Suzanne had been painting for several years and she had worked through the manner of her various lovers to arrive at a style of her own. She still could not draw, but she had acquired a pretty sense of color. She showed me landscapes that she had painted while staying with her mother in the province of Anjou, bits of the gardens at Versailles and the forest at Fontainebleau, street scenes that had taken her fancy in the suburbs of Paris. Her painting was vaporous and unsubstantial, but it had a flowerlike grace and even a certain careless elegance. There was one picture that took my fancy and because I thought she would be pleased I offered to buy it. I cannot remember whether it was called A Glade in the Forest or The White Scarf and subsequent examination has left me uncertain to this day. I asked the price, which was reasonable, and said I would take it.
“You’re an angel,” she cried. “My first sale. Of course you can’t have it till after the show, but I’ll see that it gets into the papers that you’ve bought it. After all, a little publicity can do you no harm. I’m glad you’ve chosen that one, I think it’s one of my best.” She took a hand mirror and looked at the picture in it. “It has charm,” she said, screwing up her eyes. “No one can deny that. Those greens—how rich they are and yet how delicate! And that white note in the middle, that is a real find; it ties the picture together, it has distinction. There’s talent there, there can be no doubt of it, there’s real talent.”
I saw that she was already a long way on the road to being a professional painter.
“And now, my little one, we’ve gossiped long enough, I must get back to work.”
“And I must be going,” I said.
“À propos, is that poor Larry still among the Redskins?”
For that was the disrespectful way in which she was accustomed to refer to the inhabitants of God’s Own Country.
“So far as I know.”
“It must be hard for someone like him who is so sweet and gentle.
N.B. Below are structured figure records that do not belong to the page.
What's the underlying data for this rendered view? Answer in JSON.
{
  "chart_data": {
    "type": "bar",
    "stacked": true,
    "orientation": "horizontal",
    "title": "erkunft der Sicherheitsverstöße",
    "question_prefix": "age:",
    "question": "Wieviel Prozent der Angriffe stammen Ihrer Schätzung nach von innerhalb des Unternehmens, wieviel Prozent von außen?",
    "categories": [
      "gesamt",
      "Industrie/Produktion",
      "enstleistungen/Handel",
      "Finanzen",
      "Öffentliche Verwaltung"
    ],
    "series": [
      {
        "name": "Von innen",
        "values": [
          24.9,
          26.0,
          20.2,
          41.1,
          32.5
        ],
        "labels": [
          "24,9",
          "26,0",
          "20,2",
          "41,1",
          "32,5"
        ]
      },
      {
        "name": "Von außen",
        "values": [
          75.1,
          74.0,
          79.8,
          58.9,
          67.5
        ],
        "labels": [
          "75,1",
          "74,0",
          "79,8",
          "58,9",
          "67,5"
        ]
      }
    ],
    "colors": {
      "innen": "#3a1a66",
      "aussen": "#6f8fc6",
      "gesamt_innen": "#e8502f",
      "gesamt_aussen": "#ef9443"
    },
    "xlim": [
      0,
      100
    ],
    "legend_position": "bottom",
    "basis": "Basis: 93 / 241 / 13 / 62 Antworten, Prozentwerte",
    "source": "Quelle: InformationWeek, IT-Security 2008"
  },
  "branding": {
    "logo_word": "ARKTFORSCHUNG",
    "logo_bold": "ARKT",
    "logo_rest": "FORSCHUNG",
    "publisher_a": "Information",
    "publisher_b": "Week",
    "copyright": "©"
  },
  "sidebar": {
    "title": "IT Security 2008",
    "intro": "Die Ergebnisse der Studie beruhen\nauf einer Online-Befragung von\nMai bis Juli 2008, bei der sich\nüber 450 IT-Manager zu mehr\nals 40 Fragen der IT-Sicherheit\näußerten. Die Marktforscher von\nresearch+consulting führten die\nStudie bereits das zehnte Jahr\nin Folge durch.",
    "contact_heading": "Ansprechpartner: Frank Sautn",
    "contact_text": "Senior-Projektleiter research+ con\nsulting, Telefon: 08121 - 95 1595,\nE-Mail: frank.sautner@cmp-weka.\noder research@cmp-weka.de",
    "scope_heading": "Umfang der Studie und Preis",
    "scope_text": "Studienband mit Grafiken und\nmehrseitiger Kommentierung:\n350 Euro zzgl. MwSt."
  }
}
If one can believe the movies life is terrible over there with all those gangsters and cowboys and Mexicans. Not that those cowboys haven’t physical attraction which says something to you. Oh, la la! But it appears that it is excessively dangerous to go out into the streets of New York without a revolver in your pocket.”
She came to the door to see me out and kissed me on both cheeks.
“We’ve had some good times together. Keep a good recollection of me.”